So it seems a bit odd that the stock market has staged a big comeback in the past few months. Could there be something positive brewing beneath the economy's surface? Only time will tell, but I can point to several encouraging developments of late.
The March ISM report was stronger than expected, although still in weak territory. As the chart above suggests, the improvement in the manufacturing sector portends a pickup in first quarter GDP growth, which could come in at 2 - 2 ½%, or about the same as we've seen over the past 6-7 years.
The economy has been pretty resilient of late, and jobs continue to grow at just over a 2% annualized rate. Add to that the miserably weak productivity that the economy has suffered from for the past 5 years, and you get real growth of 2 - 2 ½%, which confirms the message of the ISM index. In other words, the economy's central growth tendency hasn't changed over the past several years.
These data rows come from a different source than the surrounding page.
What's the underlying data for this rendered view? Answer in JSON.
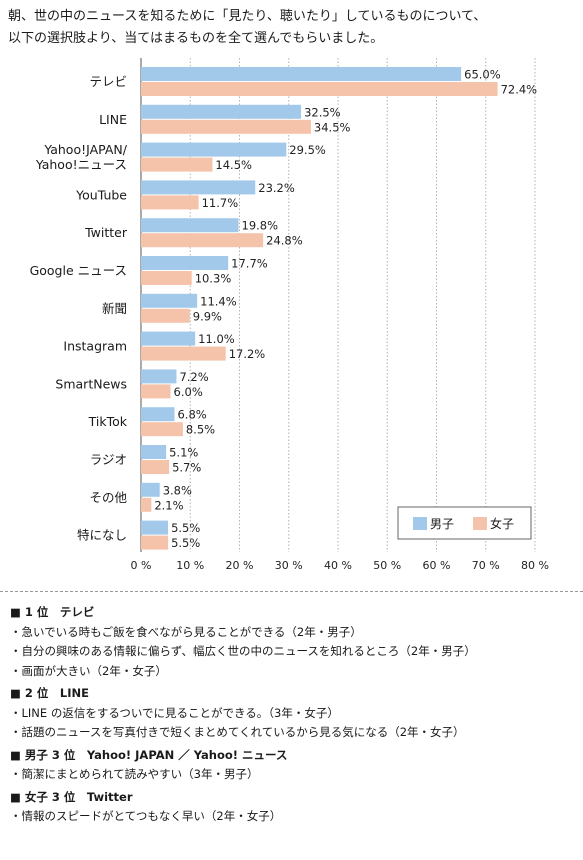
{
  "question": {
    "line1": "朝、世の中のニュースを知るために「見たり、聴いたり」しているものについて、",
    "line2": "以下の選択肢より、当てはまるものを全て選んでもらいました。"
  },
  "chart_data": {
    "type": "bar",
    "orientation": "horizontal",
    "categories": [
      "テレビ",
      "LINE",
      "Yahoo!JAPAN/\nYahoo!ニュース",
      "YouTube",
      "Twitter",
      "Google ニュース",
      "新聞",
      "Instagram",
      "SmartNews",
      "TikTok",
      "ラジオ",
      "その他",
      "特になし"
    ],
    "series": [
      {
        "name": "男子",
        "color": "#a3c9ea",
        "values": [
          65.0,
          32.5,
          29.5,
          23.2,
          19.8,
          17.7,
          11.4,
          11.0,
          7.2,
          6.8,
          5.1,
          3.8,
          5.5
        ]
      },
      {
        "name": "女子",
        "color": "#f5c3aa",
        "values": [
          72.4,
          34.5,
          14.5,
          11.7,
          24.8,
          10.3,
          9.9,
          17.2,
          6.0,
          8.5,
          5.7,
          2.1,
          5.5
        ]
      }
    ],
    "xlim": [
      0,
      80
    ],
    "xticks": [
      0,
      10,
      20,
      30,
      40,
      50,
      60,
      70,
      80
    ],
    "tick_suffix": " %",
    "value_suffix": "%",
    "grid": "vertical dotted",
    "legend": "bottom-right"
  },
  "comments": [
    {
      "heading": "■ 1 位　テレビ",
      "items": [
        "・急いでいる時もご飯を食べながら見ることができる（2年・男子）",
        "・自分の興味のある情報に偏らず、幅広く世の中のニュースを知れるところ（2年・男子）",
        "・画面が大きい（2年・女子）"
      ]
    },
    {
      "heading": "■ 2 位　LINE",
      "items": [
        "・LINE の返信をするついでに見ることができる。（3年・女子）",
        "・話題のニュースを写真付きで短くまとめてくれているから見る気になる（2年・女子）"
      ]
    },
    {
      "heading": "■ 男子 3 位　Yahoo! JAPAN ／ Yahoo! ニュース",
      "items": [
        "・簡潔にまとめられて読みやすい（3年・男子）"
      ]
    },
    {
      "heading": "■ 女子 3 位　Twitter",
      "items": [
        "・情報のスピードがとてつもなく早い（2年・女子）"
      ]
    }
  ]
}
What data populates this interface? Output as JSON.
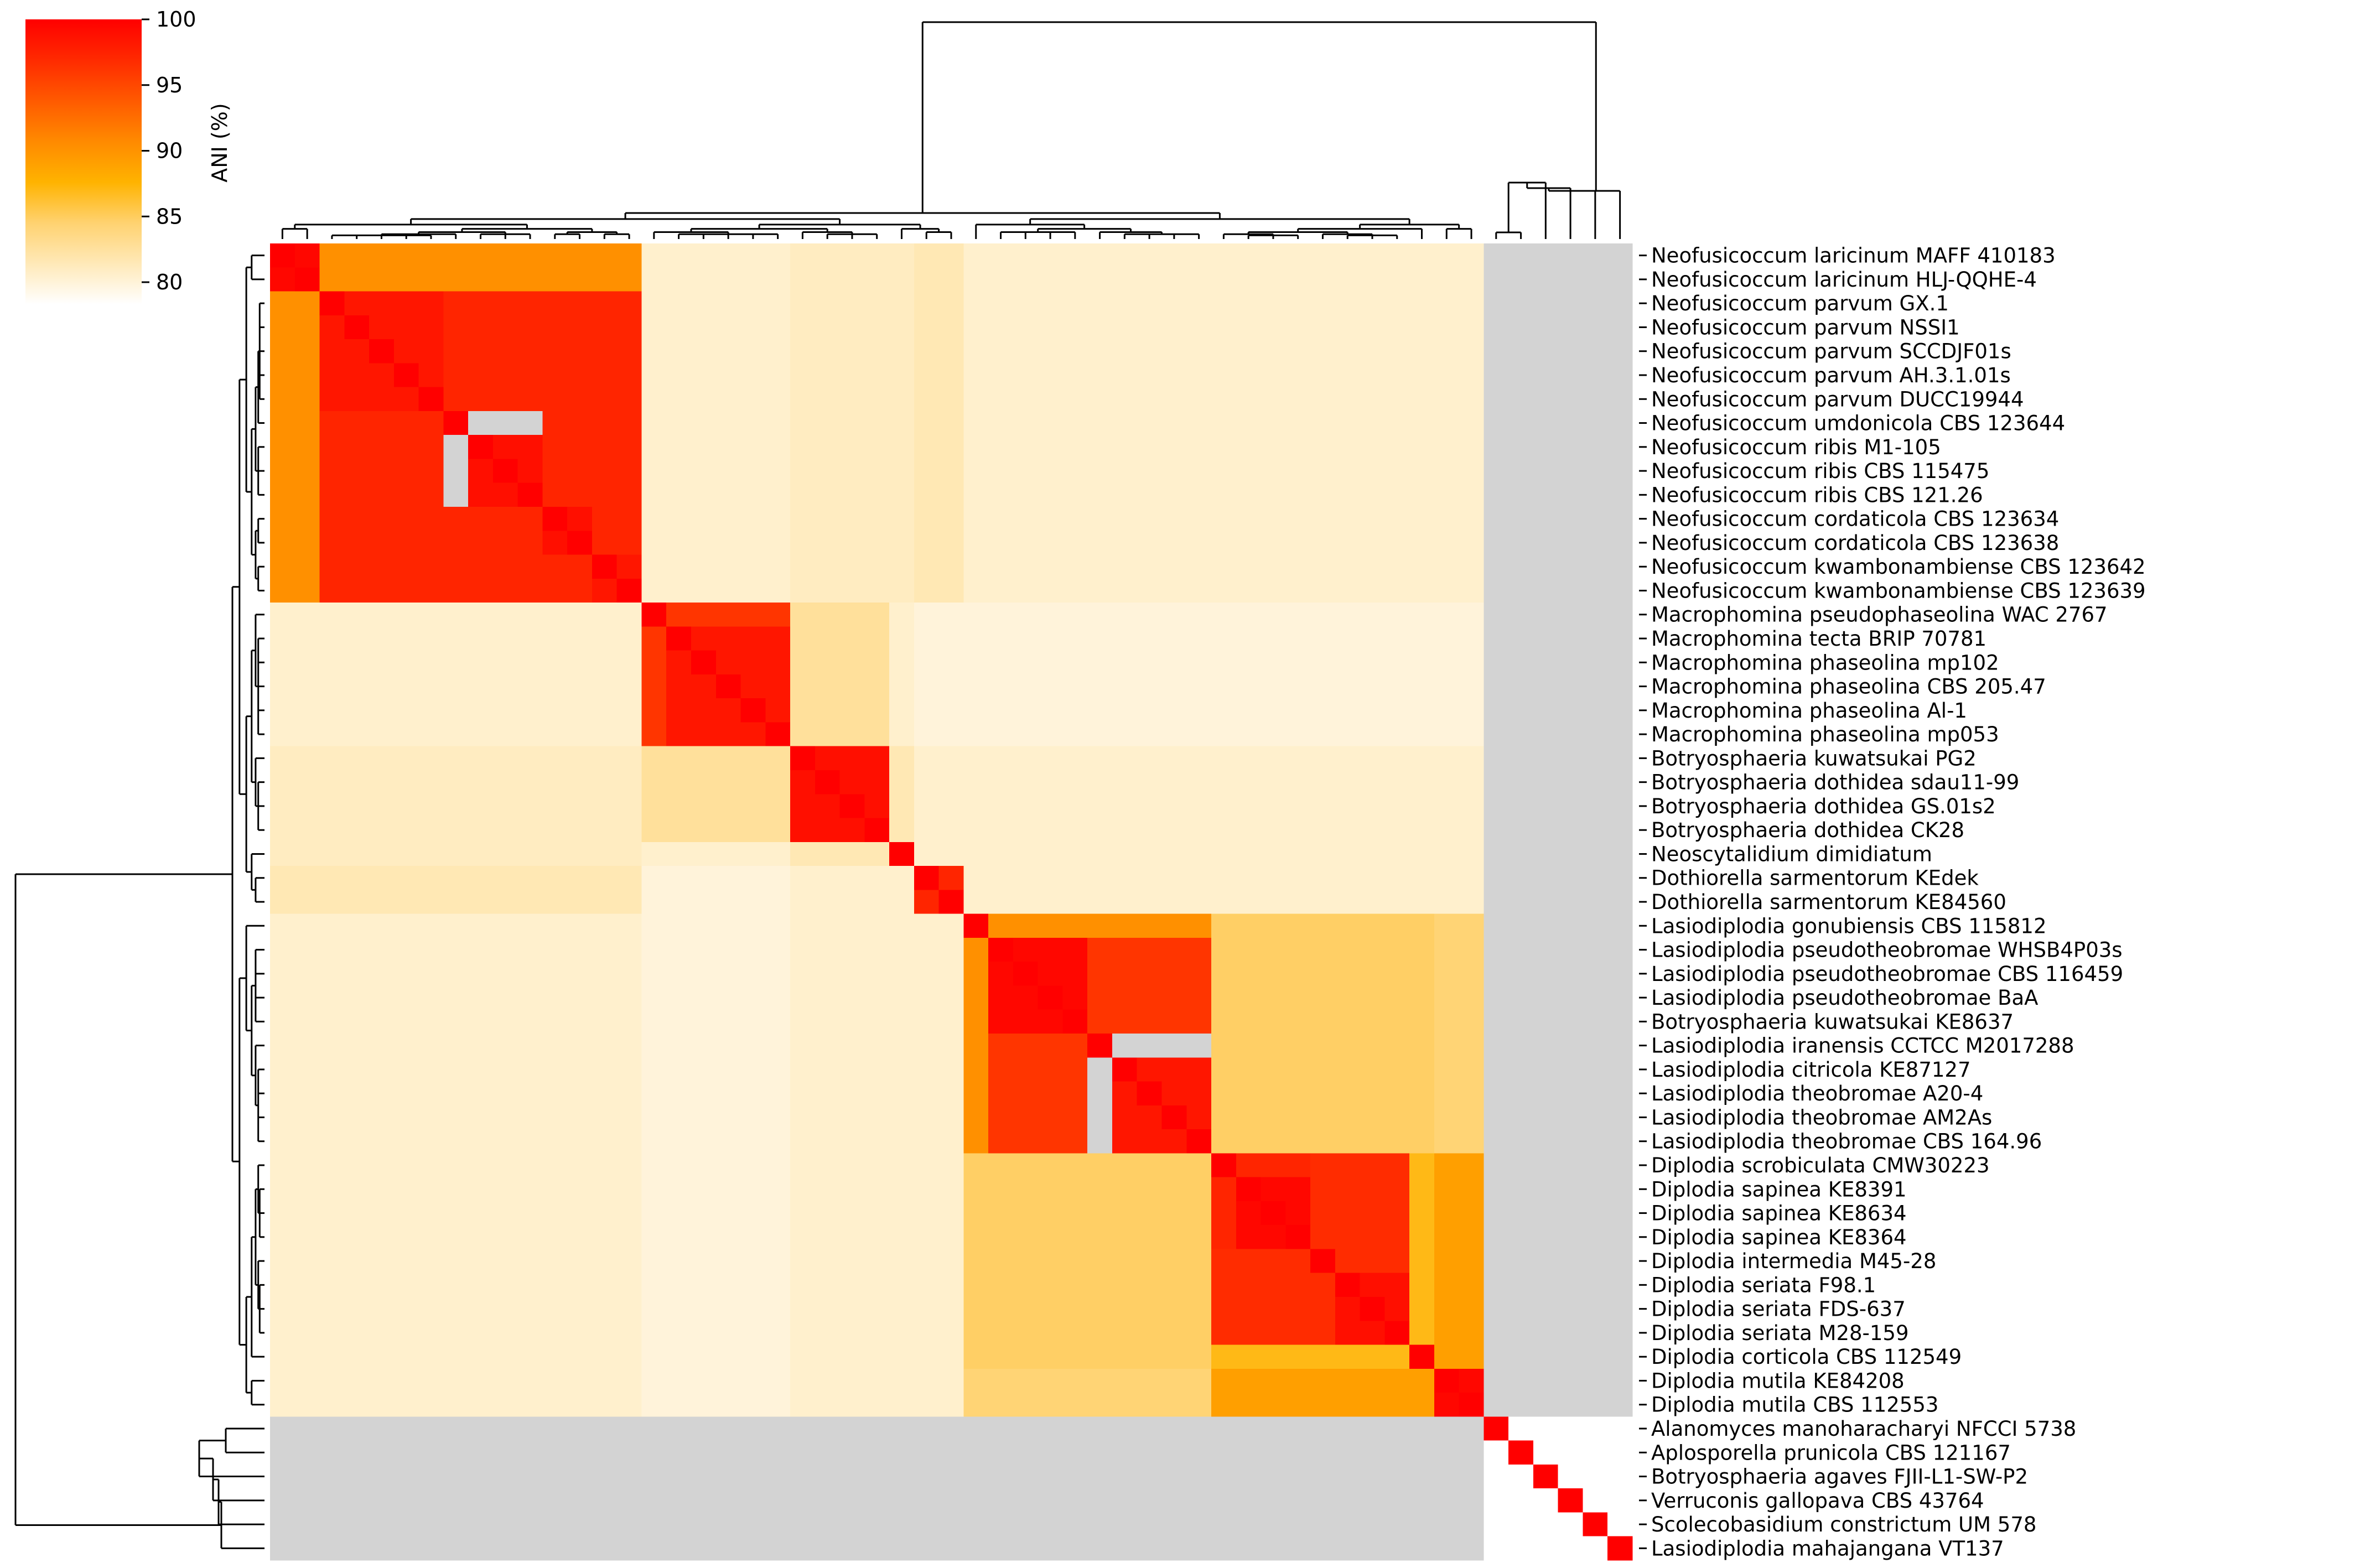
{
  "chart_data": {
    "type": "heatmap",
    "title": "",
    "value_range": [
      80,
      100
    ],
    "colorbar": {
      "label": "ANI (%)",
      "ticks": [
        100,
        95,
        90,
        85,
        80
      ],
      "colors": [
        "#ffffff",
        "#ffe9b8",
        "#ffd270",
        "#ffb300",
        "#ff8a00",
        "#ff5a00",
        "#ff2a00",
        "#ff0000"
      ]
    },
    "missing_color": "#d3d3d3",
    "labels": [
      "Neofusicoccum laricinum MAFF 410183",
      "Neofusicoccum laricinum HLJ-QQHE-4",
      "Neofusicoccum parvum GX.1",
      "Neofusicoccum parvum NSSI1",
      "Neofusicoccum parvum SCCDJF01s",
      "Neofusicoccum parvum AH.3.1.01s",
      "Neofusicoccum parvum DUCC19944",
      "Neofusicoccum umdonicola CBS 123644",
      "Neofusicoccum ribis M1-105",
      "Neofusicoccum ribis CBS 115475",
      "Neofusicoccum ribis CBS 121.26",
      "Neofusicoccum cordaticola CBS 123634",
      "Neofusicoccum cordaticola CBS 123638",
      "Neofusicoccum kwambonambiense CBS 123642",
      "Neofusicoccum kwambonambiense CBS 123639",
      "Macrophomina pseudophaseolina WAC 2767",
      "Macrophomina tecta BRIP 70781",
      "Macrophomina phaseolina mp102",
      "Macrophomina phaseolina CBS 205.47",
      "Macrophomina phaseolina Al-1",
      "Macrophomina phaseolina mp053",
      "Botryosphaeria kuwatsukai PG2",
      "Botryosphaeria dothidea sdau11-99",
      "Botryosphaeria dothidea GS.01s2",
      "Botryosphaeria dothidea CK28",
      "Neoscytalidium dimidiatum",
      "Dothiorella sarmentorum KEdek",
      "Dothiorella sarmentorum KE84560",
      "Lasiodiplodia gonubiensis CBS 115812",
      "Lasiodiplodia pseudotheobromae WHSB4P03s",
      "Lasiodiplodia pseudotheobromae CBS 116459",
      "Lasiodiplodia pseudotheobromae BaA",
      "Botryosphaeria kuwatsukai KE8637",
      "Lasiodiplodia iranensis CCTCC M2017288",
      "Lasiodiplodia citricola KE87127",
      "Lasiodiplodia theobromae A20-4",
      "Lasiodiplodia theobromae AM2As",
      "Lasiodiplodia theobromae CBS 164.96",
      "Diplodia scrobiculata CMW30223",
      "Diplodia sapinea KE8391",
      "Diplodia sapinea KE8634",
      "Diplodia sapinea KE8364",
      "Diplodia intermedia M45-28",
      "Diplodia seriata F98.1",
      "Diplodia seriata FDS-637",
      "Diplodia seriata M28-159",
      "Diplodia corticola CBS 112549",
      "Diplodia mutila KE84208",
      "Diplodia mutila CBS 112553",
      "Alanomyces manoharacharyi NFCCI 5738",
      "Aplosporella prunicola CBS 121167",
      "Botryosphaeria agaves FJII-L1-SW-P2",
      "Verruconis gallopava CBS 43764",
      "Scolecobasidium constrictum UM 578",
      "Lasiodiplodia mahajangana VT137"
    ],
    "within_cluster_values": [
      {
        "rows": [
          0,
          1
        ],
        "value": 99.5
      },
      {
        "rows": [
          2,
          6
        ],
        "value": 98.5
      },
      {
        "rows": [
          7,
          7
        ],
        "value": 97.5
      },
      {
        "rows": [
          8,
          10
        ],
        "value": 99.0
      },
      {
        "rows": [
          11,
          12
        ],
        "value": 99.0
      },
      {
        "rows": [
          13,
          14
        ],
        "value": 98.5
      },
      {
        "rows": [
          15,
          15
        ],
        "value": 99.5
      },
      {
        "rows": [
          16,
          20
        ],
        "value": 98.5
      },
      {
        "rows": [
          21,
          24
        ],
        "value": 99.0
      },
      {
        "rows": [
          25,
          25
        ],
        "value": 100
      },
      {
        "rows": [
          26,
          27
        ],
        "value": 97.5
      },
      {
        "rows": [
          28,
          28
        ],
        "value": 100
      },
      {
        "rows": [
          29,
          32
        ],
        "value": 99.5
      },
      {
        "rows": [
          33,
          33
        ],
        "value": 100
      },
      {
        "rows": [
          34,
          37
        ],
        "value": 98.5
      },
      {
        "rows": [
          38,
          38
        ],
        "value": 100
      },
      {
        "rows": [
          39,
          41
        ],
        "value": 99.5
      },
      {
        "rows": [
          42,
          42
        ],
        "value": 100
      },
      {
        "rows": [
          43,
          45
        ],
        "value": 99.0
      },
      {
        "rows": [
          46,
          46
        ],
        "value": 100
      },
      {
        "rows": [
          47,
          48
        ],
        "value": 99.5
      }
    ],
    "between_group_values": [
      {
        "rows": [
          0,
          1
        ],
        "cols": [
          2,
          14
        ],
        "value": 91
      },
      {
        "rows": [
          2,
          6
        ],
        "cols": [
          7,
          10
        ],
        "value": 97.5
      },
      {
        "rows": [
          2,
          10
        ],
        "cols": [
          11,
          14
        ],
        "value": 97.5
      },
      {
        "rows": [
          11,
          12
        ],
        "cols": [
          13,
          14
        ],
        "value": 97.5
      },
      {
        "rows": [
          15,
          15
        ],
        "cols": [
          16,
          20
        ],
        "value": 96.5
      },
      {
        "rows": [
          21,
          21
        ],
        "cols": [
          22,
          24
        ],
        "value": 96.0
      },
      {
        "rows": [
          26,
          26
        ],
        "cols": [
          27,
          27
        ],
        "value": 95.5
      },
      {
        "rows": [
          28,
          28
        ],
        "cols": [
          29,
          37
        ],
        "value": 91
      },
      {
        "rows": [
          29,
          32
        ],
        "cols": [
          33,
          37
        ],
        "value": 96.5
      },
      {
        "rows": [
          38,
          38
        ],
        "cols": [
          39,
          41
        ],
        "value": 97.5
      },
      {
        "rows": [
          38,
          41
        ],
        "cols": [
          42,
          45
        ],
        "value": 97
      },
      {
        "rows": [
          42,
          42
        ],
        "cols": [
          43,
          45
        ],
        "value": 97
      },
      {
        "rows": [
          38,
          46
        ],
        "cols": [
          47,
          48
        ],
        "value": 90
      },
      {
        "rows": [
          38,
          45
        ],
        "cols": [
          46,
          46
        ],
        "value": 88
      },
      {
        "rows": [
          28,
          37
        ],
        "cols": [
          38,
          46
        ],
        "value": 86
      },
      {
        "rows": [
          28,
          37
        ],
        "cols": [
          47,
          48
        ],
        "value": 85.5
      },
      {
        "rows": [
          0,
          14
        ],
        "cols": [
          15,
          20
        ],
        "value": 82
      },
      {
        "rows": [
          0,
          14
        ],
        "cols": [
          21,
          24
        ],
        "value": 82.5
      },
      {
        "rows": [
          0,
          14
        ],
        "cols": [
          25,
          25
        ],
        "value": 82.5
      },
      {
        "rows": [
          0,
          14
        ],
        "cols": [
          26,
          27
        ],
        "value": 83
      },
      {
        "rows": [
          0,
          14
        ],
        "cols": [
          28,
          48
        ],
        "value": 82
      },
      {
        "rows": [
          15,
          20
        ],
        "cols": [
          21,
          24
        ],
        "value": 84
      },
      {
        "rows": [
          15,
          20
        ],
        "cols": [
          25,
          25
        ],
        "value": 82
      },
      {
        "rows": [
          15,
          20
        ],
        "cols": [
          26,
          27
        ],
        "value": 81.5
      },
      {
        "rows": [
          15,
          20
        ],
        "cols": [
          28,
          48
        ],
        "value": 81.5
      },
      {
        "rows": [
          21,
          24
        ],
        "cols": [
          25,
          25
        ],
        "value": 83
      },
      {
        "rows": [
          21,
          24
        ],
        "cols": [
          26,
          27
        ],
        "value": 82
      },
      {
        "rows": [
          21,
          24
        ],
        "cols": [
          28,
          48
        ],
        "value": 82
      },
      {
        "rows": [
          25,
          25
        ],
        "cols": [
          26,
          27
        ],
        "value": 82
      },
      {
        "rows": [
          25,
          25
        ],
        "cols": [
          28,
          48
        ],
        "value": 82
      },
      {
        "rows": [
          26,
          27
        ],
        "cols": [
          28,
          48
        ],
        "value": 82
      }
    ],
    "missing_block": {
      "description": "values between rows 0-48 and rows 49-54 are not available",
      "rows": [
        0,
        48
      ],
      "cols": [
        49,
        54
      ]
    },
    "outgroup_values": [
      {
        "rows": [
          49,
          49
        ],
        "cols": [
          49,
          49
        ],
        "value": 100
      },
      {
        "rows": [
          49,
          49
        ],
        "cols": [
          50,
          50
        ],
        "value": 80
      },
      {
        "rows": [
          50,
          50
        ],
        "cols": [
          50,
          50
        ],
        "value": 100
      },
      {
        "rows": [
          51,
          51
        ],
        "cols": [
          51,
          51
        ],
        "value": 100
      },
      {
        "rows": [
          52,
          52
        ],
        "cols": [
          52,
          52
        ],
        "value": 100
      },
      {
        "rows": [
          53,
          53
        ],
        "cols": [
          53,
          53
        ],
        "value": 100
      },
      {
        "rows": [
          54,
          54
        ],
        "cols": [
          54,
          54
        ],
        "value": 100
      }
    ],
    "dendrogram": {
      "root": [
        [
          [
            [
              0,
              1
            ],
            [
              [
                [
                  [
                    2,
                    3,
                    4,
                    5,
                    6
                  ],
                  7
                ],
                [
                  8,
                  9,
                  10
                ]
              ],
              [
                [
                  11,
                  12
                ],
                [
                  13,
                  14
                ]
              ]
            ]
          ],
          [
            [
              [
                15,
                [
                  16,
                  17,
                  18,
                  19,
                  20
                ]
              ],
              [
                21,
                [
                  22,
                  23,
                  24
                ]
              ]
            ],
            [
              25,
              [
                26,
                27
              ]
            ]
          ]
        ],
        [
          [
            28,
            [
              [
                29,
                30,
                31,
                32
              ],
              [
                33,
                [
                  34,
                  35,
                  36,
                  37
                ]
              ]
            ]
          ],
          [
            [
              [
                [
                  38,
                  [
                    39,
                    40,
                    41
                  ]
                ],
                [
                  42,
                  [
                    43,
                    44,
                    45
                  ]
                ]
              ],
              46
            ],
            [
              47,
              48
            ]
          ]
        ]
      ],
      "outgroups": [
        [
          49,
          50
        ],
        51,
        52,
        53,
        54
      ]
    }
  }
}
The past few months have seen an uptick in both the growth of the labor force and the labor force participation rate (see charts above). The labor force participation rate has now been flat for the past two years, a welcome respite from the almost unprecedented declines we saw over the previous five years. People are re-entering the workforce. Perhaps because they are getting hungry for some extra income, or because they are somewhat more confident they can find a job. Either way, more people working and looking for work means the economy retains its inherent dynamism, and that is what has helped it weather the Eurozone, China, and oil patch slowdowns.
Stronger commodity prices have brought a sigh of relief to emerging market economies. Brazil in particular has seen a rather dramatic surge in its stock market and in its currency in recent months, as the chart above shows. There are some encouraging political developments as well that are percolating in Latin American economies today: Brazil may get new, non-corrupt leadership, and Argentina's new president is straight out of central casting. (A friend spotted Macri on a commercial flight out of Buenos Aires just the other day, and tells me he has decommissioned the government's aircraft fleet to help reinforce his message of cutting costs and setting a conservative fiscal course.)